Oleh Liputan6.com pada 05 Jul 2019, 05:04 WIB
ilustrasi kemarau dan kekeringan

Liputan6.com, Jakarta - Warga Muara Baru Gedong Pompa, Penjaringan, Jakarta Utara mulai merasakan dampak kekeringan. Para warga ini mengeluh sulitnya mendapatkan air bersih. Sebab, sumur yang menjadi sumber air mereka mulai mengering.

"Kalau kemarau begini air sumur berkurang, jadi menimbanya cuma bisa sedikit-sedikit," kata warga Muara Baru Gedong Pompa, Maryati (59) seperti dilansir dari Antara, Kamis 4 Juli 2019.

Menurut Maryati, kondisi berkurangnya air juga terjadi di sejumlah sumur umum yang ada di perkampungan warga RW 20 tersebut.

"Jika satu sumur berkurang airnya, warga akan berpindah ke sumur lain yang ada di rumah warga lainnya untuk mendapatkan air," ujarnya.

Air sumur, dimanfaatkan oleh warga bersama-sama untuk keperluan mencuci piring, keperluan mencuci baju, dan mengepel lantai.

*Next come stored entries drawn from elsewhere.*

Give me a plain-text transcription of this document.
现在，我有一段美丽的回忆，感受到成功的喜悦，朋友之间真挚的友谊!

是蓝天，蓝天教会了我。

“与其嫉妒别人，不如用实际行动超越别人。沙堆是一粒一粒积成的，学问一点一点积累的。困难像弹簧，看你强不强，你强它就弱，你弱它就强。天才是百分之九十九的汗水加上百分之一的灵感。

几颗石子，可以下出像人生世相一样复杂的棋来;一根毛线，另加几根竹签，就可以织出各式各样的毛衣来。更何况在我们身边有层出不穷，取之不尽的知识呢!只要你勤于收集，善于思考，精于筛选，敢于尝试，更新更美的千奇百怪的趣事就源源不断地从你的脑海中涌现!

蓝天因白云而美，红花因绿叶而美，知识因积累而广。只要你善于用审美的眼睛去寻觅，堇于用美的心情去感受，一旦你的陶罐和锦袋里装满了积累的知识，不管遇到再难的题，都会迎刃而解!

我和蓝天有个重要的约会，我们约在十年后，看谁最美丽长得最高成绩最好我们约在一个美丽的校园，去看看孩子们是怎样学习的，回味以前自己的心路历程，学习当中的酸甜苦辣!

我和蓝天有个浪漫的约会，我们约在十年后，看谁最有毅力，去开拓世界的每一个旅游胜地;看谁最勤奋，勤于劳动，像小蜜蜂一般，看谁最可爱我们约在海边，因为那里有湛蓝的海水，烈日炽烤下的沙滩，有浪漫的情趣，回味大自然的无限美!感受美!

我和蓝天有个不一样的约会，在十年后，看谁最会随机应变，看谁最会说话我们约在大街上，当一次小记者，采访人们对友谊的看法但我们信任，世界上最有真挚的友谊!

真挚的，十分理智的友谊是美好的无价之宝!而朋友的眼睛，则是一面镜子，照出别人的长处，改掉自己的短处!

"Pemanfaatan air sumur ini juga membantu warga menghemat pengeluaran untuk membeli air bersih yang sehari-hari diperlukan," ucap Maryati.

Dalam sehari, warga Muara Baru Gedong Pompo membeli air bersih dari penjual keliling dengan harga Rp 10 ribu per toren  atau 120 liter.

"Kalau untuk sehari-hari saya beli air. Pakai air sumur hanya untuk siram-siram toilet," kata Yati (55) warga lainnya.

Air sumur yang dimiliki warga. menurut dia, kualitasnya tidak bagus, kadang asam dan asin. Selain itu warnanya juga kecokelatan.

"Warga jarang pakai air sumur untuk minum atau mandi, hanya untuk bersih-bersih di kamar mandi dan cuci," kata Yati.

Badan Meteorologi Klimatologi dan Geofisika (BMKG) Pusat mengatakan dua wilayah di Jakarta Utara memasuki masa hari tanpa hujan lebih panjang yakni 30 sampai 61 hari.